Saturday, June 19, 2010

Ultra

It's Saturday night. I am home with a baby pug with lethal farts sitting on my lap. This means that I am at home blogging at 9:30 pm on Saturday night. I'm not awesome.
 Jeremy is currently in Elko (MY hometown) enjoying the biker festival. I wanted to go but as I am the only one on the planet apparently that does not have a motorcycle I'm here with this adorable little pup, Michelob Ultra, and a bottle of Xanax. Boy oh boy! I'm not gonna lie I'm really jealous I'm not there since all my Elko friends are telling me how awesome it is and how there is orgy's on bar floors! Great get my boyfriend there STAT. Ugh - fuck you this weekend..... fuck you. At least I have this cute dog to make up for it. She peed on his bed too!

Saturday, June 12, 2010

I wake up in the morning feelin' like P- Diddy

Fuck that! I bet P-Diddy doesn't wake up anytime before noon. I woke up at 7 am. 7 AM!!! Stupid job messin' up my sleeping habits. Too early to text Travis to see if he wants to lay out as he is most definitely still drunk and maybe even still awake from last night. He doesn't waste his weekends like me. I was out at 9 pm last night. I fell asleep on a mattress on the floor in the other room. I think it was because I was so disappointed at this lady ruining my food order that I had no other choice but to eat a xanax and drink a beer, then promptly pass out.

I was suppose to meet my dad for breakfast but he wasn't in the mood so I just had this instead. MMMM!

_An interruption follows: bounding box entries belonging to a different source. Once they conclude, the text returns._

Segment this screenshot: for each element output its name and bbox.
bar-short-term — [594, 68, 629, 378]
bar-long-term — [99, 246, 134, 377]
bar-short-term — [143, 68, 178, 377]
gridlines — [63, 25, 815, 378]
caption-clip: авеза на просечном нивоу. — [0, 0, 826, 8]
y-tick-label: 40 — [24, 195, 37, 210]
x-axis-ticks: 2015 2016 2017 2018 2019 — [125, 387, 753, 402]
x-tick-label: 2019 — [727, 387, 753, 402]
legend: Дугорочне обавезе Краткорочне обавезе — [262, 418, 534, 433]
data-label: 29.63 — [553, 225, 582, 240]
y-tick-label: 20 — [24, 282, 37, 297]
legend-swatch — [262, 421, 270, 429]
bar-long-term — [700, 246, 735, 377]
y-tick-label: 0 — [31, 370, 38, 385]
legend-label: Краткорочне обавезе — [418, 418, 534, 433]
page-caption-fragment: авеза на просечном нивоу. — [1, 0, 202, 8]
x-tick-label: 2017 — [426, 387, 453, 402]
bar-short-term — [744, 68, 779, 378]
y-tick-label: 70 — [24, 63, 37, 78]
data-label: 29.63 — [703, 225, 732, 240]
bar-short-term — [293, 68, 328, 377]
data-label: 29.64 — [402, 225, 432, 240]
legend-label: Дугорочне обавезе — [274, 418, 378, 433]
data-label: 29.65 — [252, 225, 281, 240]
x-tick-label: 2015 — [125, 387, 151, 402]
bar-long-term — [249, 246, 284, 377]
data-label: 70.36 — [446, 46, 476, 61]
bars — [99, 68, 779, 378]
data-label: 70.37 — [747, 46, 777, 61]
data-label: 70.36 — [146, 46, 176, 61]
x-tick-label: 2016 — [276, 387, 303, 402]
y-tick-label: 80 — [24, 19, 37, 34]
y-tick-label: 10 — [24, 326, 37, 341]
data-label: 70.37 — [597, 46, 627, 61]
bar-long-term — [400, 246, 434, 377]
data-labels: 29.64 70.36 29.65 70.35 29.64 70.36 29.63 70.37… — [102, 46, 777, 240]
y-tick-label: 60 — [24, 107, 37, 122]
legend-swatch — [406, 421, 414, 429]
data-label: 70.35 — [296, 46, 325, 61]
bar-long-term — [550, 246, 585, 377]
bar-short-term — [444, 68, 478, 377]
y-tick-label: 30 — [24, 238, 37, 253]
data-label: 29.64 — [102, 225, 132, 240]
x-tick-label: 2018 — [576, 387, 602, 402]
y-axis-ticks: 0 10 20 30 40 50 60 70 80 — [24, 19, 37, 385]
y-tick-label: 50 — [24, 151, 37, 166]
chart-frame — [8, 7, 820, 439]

I did make it to the gym today. This guys was there.  His name is Marcus he was on last comic standing and he is fucking  HUGE. By huge I mean ripped like the Incredible Hulk.
This was my first time going to the Murray 24 Hour and I like it a lot better. Almost everything I use is upstairs and its not as busy as the Sugar House one in addition to being within walking distance of my new residence.

Friday, June 11, 2010

Random picutres from my last Las Vegas trip.

There are no words for how drunk I was in this picutre.


 
This guy was wearing this in 80 degree weather.
 
Me and the Freetz
 
I do give lessons on how to be classy.
 
I wish we had these in Utah.

Thursday, June 10, 2010

Whatever you want it to be.

I moved! And sweet black baby Jesus does it feel good to be done. There is nothing like moving a bed that weighs more than your car does with a forearm fork-lift. I still have bruises. I'm pretty sure the only reason I even bought this was because of the picture on the packaging. Those girls aren't even breaking a sweat. They are standing there saying "Hey, look at us. We are moving this large piece of furniture in slacks and its completely effortless! You should buy these!!" Lies. That thing they are holding must be made of foam.

So let's talk about apartment living. The thought of even having a thought of living in an apartment made me cringe, but here I am -And actually really happy with the decision to do it. Its cheap so I can save more to buy a house. It's really really cute inside. There is a pool and hot tub so I have a place to lay out this summer, and its closer to my job which is a good thing because driving more than 10 minutes to get to work is lame. 
I'll post some pictures once everything is in order and not a total shit mess.